L’écho d’avant raconte le moment précis où une vie confortable cesse d’être rassurante, et où l’on comprend que ce qu’on a gagné en sécurité, on l’a peut-être perdu en humanité.
C’est un roman d’anticipation très proche de nous.
Il raconte l’histoire de Naomie, une jeune femme qui vit dans un monde où tout est optimisé, mesuré, sécurisé — jusqu’aux émotions.
Un jour, elle tombe sur des carnets qui décrivent la vie “d’avant” : le temps long, les repas partagés, la lecture, l’attente, les liens humains, les slows…Et cette découverte va progressivement fissurer tout ce qu’elle croyait normal.
Ce n’est pas un roman contre la technologie, mais un roman sur ce que nous risquons de perdre si nous cessons de faire attention.
D’où est venue l’idée de ce livre ?
L’idée est née d’un sentiment très simple : celui d’aller de plus en plus vite, tout en ayant l’impression de perdre quelque chose d’essentiel. J’ai voulu imaginer un monde où ce malaise serait devenu la norme, pour mieux interroger notre présent.
Pourquoi ce livre maintenant ?
Parce que nous vivons une époque où le confort est souvent confondu avec le progrès.Ce livre observe doucement le présent, et le pousse juste un peu plus loin pour nous permettre de le regarder en face.

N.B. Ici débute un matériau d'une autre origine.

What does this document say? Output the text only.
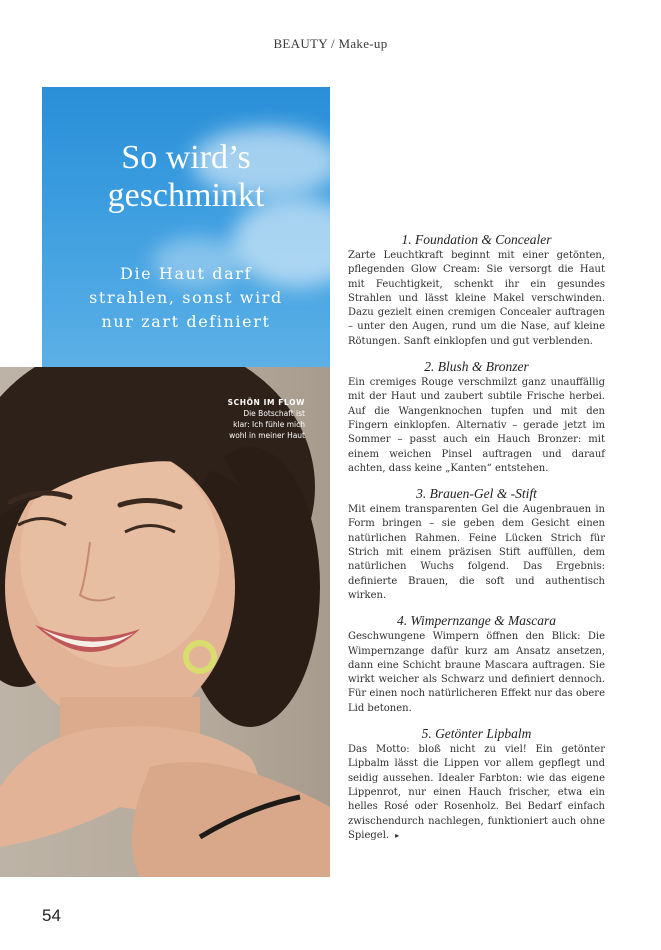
BEAUTY / Make-up
So wird’s
geschminkt
Die Haut darf
strahlen, sonst wird
nur zart definiert
SCHÖN IM FLOW
Die Botschaft ist
klar: Ich fühle mich
wohl in meiner Haut
1. Foundation & Concealer

Zarte Leuchtkraft beginnt mit einer getönten, pflegenden Glow Cream: Sie versorgt die Haut mit Feuchtigkeit, schenkt ihr ein gesundes Strahlen und lässt kleine Makel verschwinden. Dazu gezielt einen cremigen Concealer auftragen – unter den Augen, rund um die Nase, auf kleine Rötungen. Sanft einklopfen und gut verblenden.

2. Blush & Bronzer

Ein cremiges Rouge verschmilzt ganz unauffällig mit der Haut und zaubert subtile Frische herbei. Auf die Wangenknochen tupfen und mit den Fingern einklopfen. Alternativ – gerade jetzt im Sommer – passt auch ein Hauch Bronzer: mit einem weichen Pinsel auftragen und darauf achten, dass keine „Kanten“ entstehen.

3. Brauen-Gel & -Stift

Mit einem transparenten Gel die Augenbrauen in Form bringen – sie geben dem Gesicht einen natürlichen Rahmen. Feine Lücken Strich für Strich mit einem präzisen Stift auffüllen, dem natürlichen Wuchs folgend. Das Ergebnis: definierte Brauen, die soft und authentisch wirken.

4. Wimpernzange & Mascara

Geschwungene Wimpern öffnen den Blick: Die Wimpernzange dafür kurz am Ansatz ansetzen, dann eine Schicht braune Mascara auftragen. Sie wirkt weicher als Schwarz und definiert dennoch. Für einen noch natürlicheren Effekt nur das obere Lid betonen.

5. Getönter Lipbalm

Das Motto: bloß nicht zu viel! Ein getönter Lipbalm lässt die Lippen vor allem gepflegt und seidig aussehen. Idealer Farbton: wie das eigene Lippenrot, nur einen Hauch frischer, etwa ein helles Rosé oder Rosenholz. Bei Bedarf einfach zwischendurch nachlegen, funktioniert auch ohne Spiegel. ▸

54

Il montre la trajectoire dangereuse dans laquelle nous sommes inscrits, comme la grenouille qui s’endort sans s’en apercevoir dans son bain chaud. Ce texte fait clairement écho aux débats en cours sur les dérives de l’hyper-connexion et l’usage débridé des écrans.
C’est un roman politique ?
Peut-être… Mais politique au sens noble : il parle de la vie quotidienne, des choix invisibles, de ce à quoi on renonce sans toujours s’en rendre compte.
Mais il reste avant tout un roman sensible, centré sur une trajectoire humaine.
Qu’aimeriez-vous que les lecteurs retiennent ?
J’aimerais d’abord qu’ils passent un bon moment avec Naomie et le Gardien.
J’aimerais aussi peut-être qu’ils referment le livre avec une question. Celle de savoir ce qu’ils souhaitent vraiment préserver dans leur vie, avant que le confort et l’optimisation ne décident à leur place.